Kürt Meselesinde Yeni Dönem
Yazımı yazmak üzere oturduğum anda o acı haber geldi. PKKlıların araziye döşediği mayın patladı, Lice İlçe Jandarma Komutanı Ercan Kurt binbaşı ve bir uzman çavuş şehit oldu, bir asker de yaralandı. Belki siz bu yazıyı okurken daha kaç canı şehit vermiş olacağız. Tezgah dümen o kadar net ve belirgin ki.. Üzerine uzun uzun makaleler yazmaya bile gerek yok aslında. Ama en azından fark ettiğimizi duyurmak adına ifade etmek isterim.. Diyalogun önünü tıkamak adına konmuş provokatif bir eylemdir bu. PKK içindeki savaş baronlarının, meselenin diğer tarafındaki sertlik yanlıları gibi ortamı kaşımak adına yaptıkları kanlı tezgahdır bu.
ÇÜNKÜ YARIN ZİRVE VAR
Başbakan Diyarbakır konuşmasında, daha evvel CHPnin kendilerine randevu vermediğini hatırlatırken bile biraz çekingen davrandı fark ettiyseniz. Çünkü ortaya çıkan olumlu iklimi, siyasi polemiklere kurban etmeyi Başbakan da istemiyor. Her ne olursa olsun, bugün önümüze bakmalıyız.. Kılıçdaroğlunun Başbakandan randevu talep ettiği bir dönemdeyiz. Bu randevu talebine; tükürdüklerini yaladılar yaklaşımıyla gitmek, PKKnın ekmeğine yağ sürmek dışında bir anlam ifade etmez.. Bugün sistemin iki ana partisi olan CHP ve Ak Partinin elele verip sorunun çözümü konusunda fikir birliğine varması gerekiyor. Farkındaysanız bilerek MHP ve BDP demedim. Zira BDP zaten müzakerenin tarafı. Ya da rasyonel olan müzakerenin tarafı olması. İnşallah da öyle olur. MHP ise varlık nedeni gereği sürmekte olan bu normalleşme dönemine kategorik olarak karşı çıkıyor. Bunu MHPyi suçlamak için dile getirmiyorum. Arz ettiğim gibi bu onların varlık nedeni. BDPnin PKKyı terör örgütü ilan etmesini istemek nasıl saçma sapan bir şeyse MHPnin de açılıma destek olmasını istemek öyledir. Ama AK Parti ve CHPnin omuzlarında başka bir yük var.
YENİ SÜREÇ NE OLACAK?
Buna bir başlık vermek gerekirse en iyi ihtimalle bu süreç; Kürtlerin tatmin edildiği, Türklerin de ikna edildiği bir süreç olacak. Bugüne kadar Kürt sorununun kendisini konuştuk.

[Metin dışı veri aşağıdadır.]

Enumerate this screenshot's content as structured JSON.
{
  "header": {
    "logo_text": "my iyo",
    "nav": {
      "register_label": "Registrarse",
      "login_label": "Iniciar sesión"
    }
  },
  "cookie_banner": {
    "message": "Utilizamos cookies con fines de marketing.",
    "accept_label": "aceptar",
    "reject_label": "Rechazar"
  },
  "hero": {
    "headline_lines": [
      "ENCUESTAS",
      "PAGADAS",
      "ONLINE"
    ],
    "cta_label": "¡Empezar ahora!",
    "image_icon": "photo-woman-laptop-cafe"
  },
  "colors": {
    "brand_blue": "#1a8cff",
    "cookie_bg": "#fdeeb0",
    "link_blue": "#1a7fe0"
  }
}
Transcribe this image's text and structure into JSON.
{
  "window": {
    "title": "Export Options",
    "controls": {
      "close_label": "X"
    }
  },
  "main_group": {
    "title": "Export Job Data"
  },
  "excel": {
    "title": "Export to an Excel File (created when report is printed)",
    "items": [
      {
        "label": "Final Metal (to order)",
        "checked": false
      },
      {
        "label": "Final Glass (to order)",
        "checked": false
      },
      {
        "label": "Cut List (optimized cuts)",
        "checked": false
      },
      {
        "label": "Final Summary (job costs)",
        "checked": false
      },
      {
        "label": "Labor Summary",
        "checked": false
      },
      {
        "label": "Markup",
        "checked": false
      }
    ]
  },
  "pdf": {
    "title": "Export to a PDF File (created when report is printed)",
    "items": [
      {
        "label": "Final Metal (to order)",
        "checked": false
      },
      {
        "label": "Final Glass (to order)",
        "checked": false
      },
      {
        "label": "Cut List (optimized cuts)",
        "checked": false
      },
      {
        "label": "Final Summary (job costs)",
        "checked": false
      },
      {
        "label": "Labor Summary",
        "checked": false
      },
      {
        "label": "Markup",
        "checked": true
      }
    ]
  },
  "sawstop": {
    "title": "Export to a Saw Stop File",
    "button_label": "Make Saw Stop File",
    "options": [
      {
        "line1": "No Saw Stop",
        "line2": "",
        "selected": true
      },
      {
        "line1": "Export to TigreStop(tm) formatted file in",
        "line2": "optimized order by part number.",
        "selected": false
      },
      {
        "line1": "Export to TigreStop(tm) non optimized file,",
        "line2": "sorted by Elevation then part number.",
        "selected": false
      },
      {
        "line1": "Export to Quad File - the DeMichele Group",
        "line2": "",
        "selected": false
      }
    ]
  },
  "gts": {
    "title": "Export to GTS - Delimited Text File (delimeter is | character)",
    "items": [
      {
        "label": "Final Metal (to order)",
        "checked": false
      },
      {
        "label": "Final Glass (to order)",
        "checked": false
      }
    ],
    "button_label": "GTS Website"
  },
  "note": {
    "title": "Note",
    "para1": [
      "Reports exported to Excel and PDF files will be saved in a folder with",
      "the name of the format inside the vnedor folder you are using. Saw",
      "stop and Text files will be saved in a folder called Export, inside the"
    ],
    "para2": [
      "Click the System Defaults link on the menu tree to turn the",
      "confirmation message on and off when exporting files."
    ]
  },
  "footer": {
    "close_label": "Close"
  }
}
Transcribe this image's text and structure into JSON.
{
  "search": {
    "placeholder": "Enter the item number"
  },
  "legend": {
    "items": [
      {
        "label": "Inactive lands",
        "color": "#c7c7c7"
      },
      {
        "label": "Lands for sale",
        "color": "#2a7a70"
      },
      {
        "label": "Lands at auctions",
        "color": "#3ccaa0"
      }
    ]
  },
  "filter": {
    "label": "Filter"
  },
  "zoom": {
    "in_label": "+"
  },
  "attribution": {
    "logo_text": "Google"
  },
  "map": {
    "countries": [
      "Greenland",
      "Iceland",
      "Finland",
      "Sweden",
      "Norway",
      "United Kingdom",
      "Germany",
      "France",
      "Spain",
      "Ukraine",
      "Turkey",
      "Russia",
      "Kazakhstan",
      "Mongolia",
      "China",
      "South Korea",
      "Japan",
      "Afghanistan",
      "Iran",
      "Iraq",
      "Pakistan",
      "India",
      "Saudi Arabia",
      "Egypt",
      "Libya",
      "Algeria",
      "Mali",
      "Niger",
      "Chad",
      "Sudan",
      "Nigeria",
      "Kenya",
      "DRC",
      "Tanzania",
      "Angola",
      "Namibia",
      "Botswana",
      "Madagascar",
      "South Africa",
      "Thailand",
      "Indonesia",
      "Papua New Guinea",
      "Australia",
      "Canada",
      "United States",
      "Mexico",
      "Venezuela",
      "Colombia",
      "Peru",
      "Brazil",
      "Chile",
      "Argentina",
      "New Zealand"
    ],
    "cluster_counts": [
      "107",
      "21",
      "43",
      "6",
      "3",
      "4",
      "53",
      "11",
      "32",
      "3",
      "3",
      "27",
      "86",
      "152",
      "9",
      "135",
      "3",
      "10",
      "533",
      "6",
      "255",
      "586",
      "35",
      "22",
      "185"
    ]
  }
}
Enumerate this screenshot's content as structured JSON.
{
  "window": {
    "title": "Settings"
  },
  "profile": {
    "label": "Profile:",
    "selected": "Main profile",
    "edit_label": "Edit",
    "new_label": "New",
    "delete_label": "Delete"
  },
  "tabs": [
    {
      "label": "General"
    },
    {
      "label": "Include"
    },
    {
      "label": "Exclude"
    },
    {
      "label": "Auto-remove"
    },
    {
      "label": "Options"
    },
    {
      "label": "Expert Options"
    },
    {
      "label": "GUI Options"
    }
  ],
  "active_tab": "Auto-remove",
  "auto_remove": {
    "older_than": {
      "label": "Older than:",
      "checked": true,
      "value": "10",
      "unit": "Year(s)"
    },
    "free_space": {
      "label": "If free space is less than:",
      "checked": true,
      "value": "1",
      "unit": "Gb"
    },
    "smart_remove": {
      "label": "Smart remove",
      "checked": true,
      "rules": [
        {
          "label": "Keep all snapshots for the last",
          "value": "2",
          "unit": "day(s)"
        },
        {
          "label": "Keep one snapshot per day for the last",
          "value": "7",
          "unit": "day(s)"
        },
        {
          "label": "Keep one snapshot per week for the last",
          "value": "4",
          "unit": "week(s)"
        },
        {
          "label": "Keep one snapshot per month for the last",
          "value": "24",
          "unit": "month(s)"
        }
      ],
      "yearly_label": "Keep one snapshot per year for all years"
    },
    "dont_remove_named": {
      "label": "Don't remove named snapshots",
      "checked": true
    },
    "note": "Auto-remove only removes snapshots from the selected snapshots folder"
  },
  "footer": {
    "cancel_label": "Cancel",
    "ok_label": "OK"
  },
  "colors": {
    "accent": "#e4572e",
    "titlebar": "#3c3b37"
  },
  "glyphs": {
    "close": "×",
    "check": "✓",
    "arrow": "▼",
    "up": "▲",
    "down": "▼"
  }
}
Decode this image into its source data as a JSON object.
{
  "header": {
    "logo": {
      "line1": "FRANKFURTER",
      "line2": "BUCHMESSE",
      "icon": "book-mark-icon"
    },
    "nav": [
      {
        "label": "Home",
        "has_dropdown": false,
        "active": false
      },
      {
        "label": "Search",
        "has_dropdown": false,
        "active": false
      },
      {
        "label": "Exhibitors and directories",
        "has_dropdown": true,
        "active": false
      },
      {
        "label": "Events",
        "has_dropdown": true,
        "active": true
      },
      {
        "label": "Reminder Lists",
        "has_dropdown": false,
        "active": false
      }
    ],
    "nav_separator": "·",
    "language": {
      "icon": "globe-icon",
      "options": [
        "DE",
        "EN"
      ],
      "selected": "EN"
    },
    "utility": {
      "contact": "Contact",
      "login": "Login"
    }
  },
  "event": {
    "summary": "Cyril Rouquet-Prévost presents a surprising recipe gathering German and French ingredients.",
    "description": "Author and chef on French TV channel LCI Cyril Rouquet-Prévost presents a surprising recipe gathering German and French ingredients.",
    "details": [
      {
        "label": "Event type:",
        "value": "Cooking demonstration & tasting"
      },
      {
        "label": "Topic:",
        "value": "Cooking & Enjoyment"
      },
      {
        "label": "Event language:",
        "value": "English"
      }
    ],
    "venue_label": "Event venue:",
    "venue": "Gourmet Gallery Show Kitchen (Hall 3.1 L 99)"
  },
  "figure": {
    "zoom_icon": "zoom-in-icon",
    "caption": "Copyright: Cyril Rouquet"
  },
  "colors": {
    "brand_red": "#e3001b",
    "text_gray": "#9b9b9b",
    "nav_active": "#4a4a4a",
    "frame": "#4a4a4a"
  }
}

Sorunu konuştuk yani. Şimdi sıra geldi çözümü konuşmaya.. Üstelik de bir kesimin yüksek perdeden; Kürt sorunu diye bir şey yoktur demesine rağmen. Yani Türkiye önce, Kürt Sorunu kavramı üzerinden kavga verdi. Arkasından da bu kavramın içinin nasıl doldurulacağına çalıştı. Sadece milliyetçi hassasiyetleri yüksek olan kesimler değil. PKK da bu sürece son derece olumsuz katkı yaptı. Gelebilecek her türlü pozitif yaklaşımı hem elinin tersiyle itti hem de Kürtler, bu yaklaşımları ellerinin tersiyle itsinler diye baskı ve tehdit ile propaganda yaptı. Siyasi partilerin aldıkları tutumu söylememe gerek yok herhalde. AK Parti ve Sayın Başbakan çoğu zaman tek başına mücadele verdi. Şimdi geldiğimiz bu atmosferde herkesin sessizce elini taşın altına koyması lazım.. Yazının başında andığım, dün şehit verdiğimiz canlarımız için ağlıyoruz. Ama bunun, gözyaşlarımızın dinmemesi için tertiplenmiş bir oyun olduğunu da lütfen göz ardı etmeyin. Kılıçdaroğlu ve Erdoğan arasındaki görüşmeye çok ciddi önem atfetmek gerekiyor. Sulandırmamak gerekiyor bu teması. Ve terörün kirli ve karanlık yüzünün böylesine diyalog kapılarını kapatmasına izin vermemek gerekiyor.
HOŞGELDİN ZAHİD AKMAN
Kanal 7de dün bir görev değişimi yaşandı. Kanalın bir dönem Ankara ve Washington temsilciliği görevlerini de yürütmüş olan Dr. Aykut Zahid Akman, Kanal 7 Genel Yayın Yönetmenliğine getirildi. Kurulduğu günden bu yana, çizgisini bozmadan yayıncılığını sürdüren, özellikle 28 Şubatta bayraklaşan duruşuyla, baskılara direnmiş, kapatılma tehditlerine aldırış etmemiş olan Kanal 7, bundan böyle kaptan köşkünde oturan Zahid Akman ile yeni ufuklara yelken açacak. Daha özel bir durum da var. Bu yeni görevi nedeniyle İstanbula taşınacak olan Zahid Akmanı, ben de bu vesileyle daha sık görebileceğim sanıyorum. Kanal 7 için de Akman için de hayırlısı olsun. Kalın sağlıcakla.